Un team di scienziati della Stanford University ha costruito per la prima volta un modello di microbioma sintetico da zero: questo comprende più di 100 diverse specie batteriche. Il risultato è destinato a rivoluzionare le conoscenze sul microbioma umano intestinale offrendo agli scienziati un buon modello di lavoro per gli esperimenti futuri.
Nelle nostre viscere sono presenti trilioni di microbi e una delle scoperte più significative negli ultimi decenni è come questi influenzino la salute in generale. Da come questi batteri modulino il funzionamento dei farmaci assunti a come questi regolino il nostro sistema immunitario, il microbioma intestinale svolge un ruolo fondamentale in tutti gli aspetti della salute umana. Il funzionamento del microbioma umano è di difficile comprensione, infatti non è possibile trovare individui che condividano esattamente la stessa composizione del microbioma. I ricercatori si sono sempre focalizzati sulle modalità in cui i batteri influenzano i processi metabolici, spesso però senza tradurre questi risultati in terapie cliniche reali.

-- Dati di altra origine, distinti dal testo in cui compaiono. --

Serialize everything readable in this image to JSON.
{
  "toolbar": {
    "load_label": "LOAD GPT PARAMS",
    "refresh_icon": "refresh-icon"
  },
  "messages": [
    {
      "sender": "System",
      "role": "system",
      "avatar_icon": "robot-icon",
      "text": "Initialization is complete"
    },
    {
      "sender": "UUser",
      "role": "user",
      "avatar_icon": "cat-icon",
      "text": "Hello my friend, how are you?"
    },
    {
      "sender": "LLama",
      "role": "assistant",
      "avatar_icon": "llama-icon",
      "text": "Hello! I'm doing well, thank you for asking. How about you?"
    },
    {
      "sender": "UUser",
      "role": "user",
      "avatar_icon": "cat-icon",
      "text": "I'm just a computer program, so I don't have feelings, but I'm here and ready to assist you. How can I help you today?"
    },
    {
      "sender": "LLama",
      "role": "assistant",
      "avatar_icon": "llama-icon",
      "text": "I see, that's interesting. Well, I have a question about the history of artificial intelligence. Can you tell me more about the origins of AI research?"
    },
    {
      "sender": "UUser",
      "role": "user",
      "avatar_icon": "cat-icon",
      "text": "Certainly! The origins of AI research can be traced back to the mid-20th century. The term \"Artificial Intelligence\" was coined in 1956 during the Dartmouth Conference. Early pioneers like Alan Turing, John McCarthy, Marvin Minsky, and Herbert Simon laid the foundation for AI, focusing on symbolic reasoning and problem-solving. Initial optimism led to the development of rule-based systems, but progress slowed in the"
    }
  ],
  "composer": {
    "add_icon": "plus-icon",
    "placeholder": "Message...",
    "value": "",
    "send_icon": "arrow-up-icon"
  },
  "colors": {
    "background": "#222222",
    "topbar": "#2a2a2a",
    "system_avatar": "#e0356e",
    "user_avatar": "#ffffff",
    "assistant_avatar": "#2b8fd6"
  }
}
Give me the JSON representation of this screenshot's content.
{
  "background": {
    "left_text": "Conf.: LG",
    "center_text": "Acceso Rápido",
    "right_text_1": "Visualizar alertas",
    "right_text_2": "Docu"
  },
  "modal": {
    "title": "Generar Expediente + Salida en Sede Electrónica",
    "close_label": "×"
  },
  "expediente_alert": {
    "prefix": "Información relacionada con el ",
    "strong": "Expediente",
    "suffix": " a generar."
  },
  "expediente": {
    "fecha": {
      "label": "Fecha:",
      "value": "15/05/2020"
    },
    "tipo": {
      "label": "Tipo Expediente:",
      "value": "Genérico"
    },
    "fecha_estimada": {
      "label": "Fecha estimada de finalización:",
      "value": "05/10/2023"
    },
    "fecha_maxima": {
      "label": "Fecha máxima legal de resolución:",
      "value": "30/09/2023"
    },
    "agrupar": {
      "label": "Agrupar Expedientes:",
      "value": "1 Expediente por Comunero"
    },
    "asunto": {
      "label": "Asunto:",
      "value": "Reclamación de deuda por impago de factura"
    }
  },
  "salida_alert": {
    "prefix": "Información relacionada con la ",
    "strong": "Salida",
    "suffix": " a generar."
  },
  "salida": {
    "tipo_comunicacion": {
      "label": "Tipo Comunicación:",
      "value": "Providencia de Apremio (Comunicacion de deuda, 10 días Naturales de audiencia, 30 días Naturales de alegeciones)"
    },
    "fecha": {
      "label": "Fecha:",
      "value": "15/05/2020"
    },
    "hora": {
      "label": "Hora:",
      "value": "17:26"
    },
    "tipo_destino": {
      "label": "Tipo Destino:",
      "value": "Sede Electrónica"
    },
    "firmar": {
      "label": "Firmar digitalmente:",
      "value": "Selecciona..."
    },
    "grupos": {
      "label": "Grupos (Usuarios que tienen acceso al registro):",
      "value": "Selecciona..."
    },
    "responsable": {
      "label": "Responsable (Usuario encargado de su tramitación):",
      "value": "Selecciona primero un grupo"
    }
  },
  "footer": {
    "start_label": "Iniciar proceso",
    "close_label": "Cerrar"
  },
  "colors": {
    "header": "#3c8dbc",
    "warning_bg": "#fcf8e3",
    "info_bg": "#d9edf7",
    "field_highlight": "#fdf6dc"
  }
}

La base dello studio è la consapevolezza da parte del mondo scientifico che: c’è la necessità di un modello oggettivo del microbioma intestinale umano in modo tale che si possa comprendere al meglio quali particolari interventi portano a benefici concreti per la salute degli individui. Dopo aver coltivato individualmente ogni specie batterica e, in seguito, averle mescolate tutte insieme, i ricercatori hanno introdotto hCom1 nei topi privi di germi; questi sono animali sviluppati per non ospitare microbioma naturale. Incredibilmente, hCom1 risulta un ecosistema microbico stabile quando è trapiantato nei topi. Anche se determinati batteri si sono diffusi più di altri, le 100 specie prese in considerazione hanno trovato un equilibrio stabile e i topi analizzati sono stati trovati normali a livello metabolico.
Successivamente si sono colmate le lacune batteriche che non erano presenti nella composizione microbica originale. Per fare ciò, i ricercatori hanno messo in contatto i topi hCom1 con un campione fecale umano, questo sulla base di una teoria chiamata resistenza alla colonizzazione. I ricercatori hanno ipotizzato che eventuali nicchie batteriche non presenti in hCom1 si sarebbero colmate da questi nuovi invasori. Non tutti i componenti del team pensavano che ciò avrebbe portato a quanto sperato. La sfida, però, ha avuto successo per la maggior parte, la comunità batterica riunita dai ricercatori ha resistito alla battaglia con un microbioma umano.
Si è scoperto che circa 20 nuove specie batteriche hanno colonizzato con successo hCom1 e una piccola manciata di batteri precedentemente presa in analisi è morta. Alla fine dell’esperimento si sono catalogati 119 ceppi batterici, denominando questa seconda generazione di microbioma: hCom2. Questa nuova comunità del microbioma hCom2 funziona in modo efficace come qualsiasi composizione microbica generale nei topi. La colonizzazione da hCom2 sembra immunologicamente normale, ha metaboliti simili derivati dal microbioma ed esercitano una resistenza alla colonizzazione contro l’E. coli. Questi topi, come quelli che sono stati colonizzati con un microbioma naturale, hanno resistito all’infezione.
Ci sono miglioramenti da apportare, ma hCom2 (nella sua forma attuale) è un buon sistema modello del microbioma. Si crede che l’impatto reale di questo lavoro verrà dalla ricerca di altri scienziati, consentendo, per la prima volta, un modello di microbioma coerente. Più avanti, i ricercatori immaginano un futuro in cui i pazienti ricevano trapianti di comunità ingegnerizzate di batteri. Lavora per questo la Stanford Microbiome Therapies Initiative (MITI) di recente fondazione, l’iniziativa ha lo scopo di migliorare i modelli di microbioma citati in questo articolo.